With employers including American Airlines facing lawsuits over retirement plan practices, teams responsible for defined contribution and financial benefits (DCFB) are doubling down on governance—quietly. In an environment where even routine decisions can attract scrutiny, practitioners are focused on transparency, documentation and staying out of the headlines. - At a recent session of NeuGroup for DC and Financial Benefits, members discussed avoiding unwanted attention by taking steps to manage the complexities of proxy voting, forfeiture accounts and regulatory pressure.
Proxy voting: Quiet oversight, not activism. For plan sponsors offering only passive index funds, proxy voting may feel far removed from day-to-day fiduciary duties. But members said even limited involvement demands scrutiny—particularly around how fund managers exercise voting rights.
- “You’re receiving attestation that they’re voting their proxies,” one consultant said. “But you also want a third party to say it’s been reviewed—that BlackRock is voting proxies according to the fund policy.” That’s one takeaway from the American Airlines case.
- One practitioner emphasized that oversight doesn’t mean pushing an agenda: “The only thing in our lineup is passive index funds. We have a brokerage window as well; we’re just curious on proxy policies and what we should be looking at as a committee.”
- The goal, the member said, is ensuring fiduciary integrity, avoiding surprises and minimizing reputational exposure.
Forfeitures: A useful tool with tight guardrails. Unvested participant balances—known as forfeitures—can be a valuable funding source for covering administrative costs or reducing employer contributions. But members stressed the need to follow strict plan document guidelines and to avoid letting the assets sit idle.
- “Forfeitures are plan assets, yes,” a consultant said, “and can only be used for certain uses.” Common uses include recordkeeping fees, oversight expenses and offsets to employer contributions—but the uses must be clearly defined in plan documents.
- “The timeliness of using it is important too,” a member noted. “You could be charged if the money is just sitting there unused for a while.”
- Several members said they’ve amended plan documents to tighten up oversight. “We’ve made two amendments to our plans around this,” one said. “The first was clarifying it was a settlor decision, and we’re in the process of doing a second one.”
- Another added, “Every year I would go to the committee and ask for approval for using forfeitures to use for contributions.”

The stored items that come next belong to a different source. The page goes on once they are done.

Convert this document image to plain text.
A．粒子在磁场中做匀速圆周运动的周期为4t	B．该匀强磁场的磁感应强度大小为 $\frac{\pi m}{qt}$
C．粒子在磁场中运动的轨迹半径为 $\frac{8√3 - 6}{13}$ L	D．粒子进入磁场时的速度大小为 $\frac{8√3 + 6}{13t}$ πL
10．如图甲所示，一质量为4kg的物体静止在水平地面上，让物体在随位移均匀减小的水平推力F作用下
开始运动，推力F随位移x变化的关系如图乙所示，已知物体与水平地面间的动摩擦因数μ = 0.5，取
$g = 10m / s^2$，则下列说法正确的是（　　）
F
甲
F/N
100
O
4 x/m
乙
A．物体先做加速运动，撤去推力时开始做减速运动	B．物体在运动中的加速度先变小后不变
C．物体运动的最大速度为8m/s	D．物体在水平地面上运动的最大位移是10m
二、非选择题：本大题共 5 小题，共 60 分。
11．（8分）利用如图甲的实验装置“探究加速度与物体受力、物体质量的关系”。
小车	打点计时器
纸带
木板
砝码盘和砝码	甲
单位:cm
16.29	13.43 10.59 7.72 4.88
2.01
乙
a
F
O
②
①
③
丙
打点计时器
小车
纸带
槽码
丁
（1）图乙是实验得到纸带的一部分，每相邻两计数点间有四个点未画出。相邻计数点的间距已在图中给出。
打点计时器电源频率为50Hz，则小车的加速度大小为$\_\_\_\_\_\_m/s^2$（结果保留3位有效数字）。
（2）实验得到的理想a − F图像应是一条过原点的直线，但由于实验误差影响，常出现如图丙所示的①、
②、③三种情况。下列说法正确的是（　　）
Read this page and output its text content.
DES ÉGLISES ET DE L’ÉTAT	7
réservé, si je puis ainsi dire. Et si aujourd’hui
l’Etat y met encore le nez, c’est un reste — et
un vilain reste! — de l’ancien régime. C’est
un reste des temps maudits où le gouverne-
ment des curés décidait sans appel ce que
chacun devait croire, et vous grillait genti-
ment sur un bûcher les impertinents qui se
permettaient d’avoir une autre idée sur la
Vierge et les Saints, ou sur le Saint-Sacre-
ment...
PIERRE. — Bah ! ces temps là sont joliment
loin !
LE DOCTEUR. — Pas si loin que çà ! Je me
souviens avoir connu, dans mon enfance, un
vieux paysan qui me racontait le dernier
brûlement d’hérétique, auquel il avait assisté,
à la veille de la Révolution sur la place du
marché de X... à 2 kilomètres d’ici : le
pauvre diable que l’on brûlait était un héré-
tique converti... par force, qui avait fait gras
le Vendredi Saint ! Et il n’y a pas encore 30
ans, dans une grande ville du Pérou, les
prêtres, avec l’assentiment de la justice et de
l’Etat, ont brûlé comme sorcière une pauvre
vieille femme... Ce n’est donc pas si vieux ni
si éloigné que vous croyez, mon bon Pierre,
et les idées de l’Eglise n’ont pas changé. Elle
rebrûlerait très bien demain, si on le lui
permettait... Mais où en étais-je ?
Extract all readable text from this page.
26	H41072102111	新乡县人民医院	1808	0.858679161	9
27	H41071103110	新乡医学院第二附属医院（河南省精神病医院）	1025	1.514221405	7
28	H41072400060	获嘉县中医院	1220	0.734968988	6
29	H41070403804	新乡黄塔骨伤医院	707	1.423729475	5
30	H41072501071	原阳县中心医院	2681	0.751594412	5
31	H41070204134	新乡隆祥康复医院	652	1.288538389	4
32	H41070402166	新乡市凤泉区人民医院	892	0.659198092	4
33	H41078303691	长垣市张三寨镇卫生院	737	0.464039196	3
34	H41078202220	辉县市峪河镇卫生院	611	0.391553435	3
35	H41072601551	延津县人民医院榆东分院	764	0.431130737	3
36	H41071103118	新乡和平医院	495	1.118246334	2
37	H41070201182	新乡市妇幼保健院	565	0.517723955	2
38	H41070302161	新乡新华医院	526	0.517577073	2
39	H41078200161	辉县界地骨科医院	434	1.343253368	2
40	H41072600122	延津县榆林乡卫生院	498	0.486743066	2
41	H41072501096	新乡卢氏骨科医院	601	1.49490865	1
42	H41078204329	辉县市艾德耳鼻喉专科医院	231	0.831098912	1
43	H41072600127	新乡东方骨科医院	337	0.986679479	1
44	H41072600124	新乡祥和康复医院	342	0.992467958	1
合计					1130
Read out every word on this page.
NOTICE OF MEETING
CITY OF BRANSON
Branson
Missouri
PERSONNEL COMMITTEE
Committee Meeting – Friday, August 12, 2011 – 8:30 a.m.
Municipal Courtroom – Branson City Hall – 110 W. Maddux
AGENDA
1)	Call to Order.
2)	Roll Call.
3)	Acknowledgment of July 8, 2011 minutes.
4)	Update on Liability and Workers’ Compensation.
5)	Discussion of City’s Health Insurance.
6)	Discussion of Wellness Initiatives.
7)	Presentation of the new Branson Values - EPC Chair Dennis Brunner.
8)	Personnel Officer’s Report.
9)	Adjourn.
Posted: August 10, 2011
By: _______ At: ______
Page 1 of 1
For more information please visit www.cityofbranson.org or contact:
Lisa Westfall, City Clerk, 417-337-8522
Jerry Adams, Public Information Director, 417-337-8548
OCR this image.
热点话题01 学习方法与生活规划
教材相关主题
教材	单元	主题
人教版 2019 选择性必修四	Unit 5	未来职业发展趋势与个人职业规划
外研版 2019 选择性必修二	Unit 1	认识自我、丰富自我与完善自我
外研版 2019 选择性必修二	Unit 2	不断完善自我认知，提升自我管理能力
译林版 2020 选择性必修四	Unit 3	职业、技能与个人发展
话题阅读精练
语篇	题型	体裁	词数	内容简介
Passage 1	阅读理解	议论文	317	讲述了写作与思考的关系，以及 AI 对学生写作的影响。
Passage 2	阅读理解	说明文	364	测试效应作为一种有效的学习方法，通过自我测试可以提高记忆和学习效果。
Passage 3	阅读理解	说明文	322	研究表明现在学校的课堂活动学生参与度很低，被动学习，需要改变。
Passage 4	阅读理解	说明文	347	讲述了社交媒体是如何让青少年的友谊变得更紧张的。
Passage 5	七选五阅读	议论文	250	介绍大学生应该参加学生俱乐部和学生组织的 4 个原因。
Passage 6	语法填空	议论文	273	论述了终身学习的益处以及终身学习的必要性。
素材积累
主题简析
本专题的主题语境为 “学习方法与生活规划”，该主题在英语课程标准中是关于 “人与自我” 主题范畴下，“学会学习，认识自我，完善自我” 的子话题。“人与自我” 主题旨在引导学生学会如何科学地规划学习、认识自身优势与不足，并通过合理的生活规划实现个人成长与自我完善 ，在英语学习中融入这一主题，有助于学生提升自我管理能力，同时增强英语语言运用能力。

Float income: Renewed scrutiny. Float income—in this case, primarily from uncashed checks—resurfaced as a topic in light of earlier legal challenges that questioned whether such earnings should benefit participants or providers. - “The primary source for float income is uncashed checks,” one consultant said. “There was litigation around this years ago, on the premise it was additional revenue being made off of a plan.”
- “They should be tracking compensation and communicating that with you,” the consultant added. “Some recordkeepers will say they can give it to you, but with a fee.”
Audit risk: A new legal channel? Some members expressed concerns that information collected during Department of Labor audits may be reaching plaintiff attorneys.
- “We’re reading where DOL has funneled information to lawyers,” one participant said, referring to articles published in late 2024 amid calls for an investigation into the DOL’s policy practice regarding so-called common interest agreements and a legal case involving an employee stock ownership plan (ESOP).
- The issue has added another layer of risk awareness to corporates’ already cautious approach.
No headlines, please. The message from members was consistent: Stay transparent, stay rigorous and stay out of court.
- “We’re not trying to make headlines,” one participant concluded. “We’re trying to stay out of them.”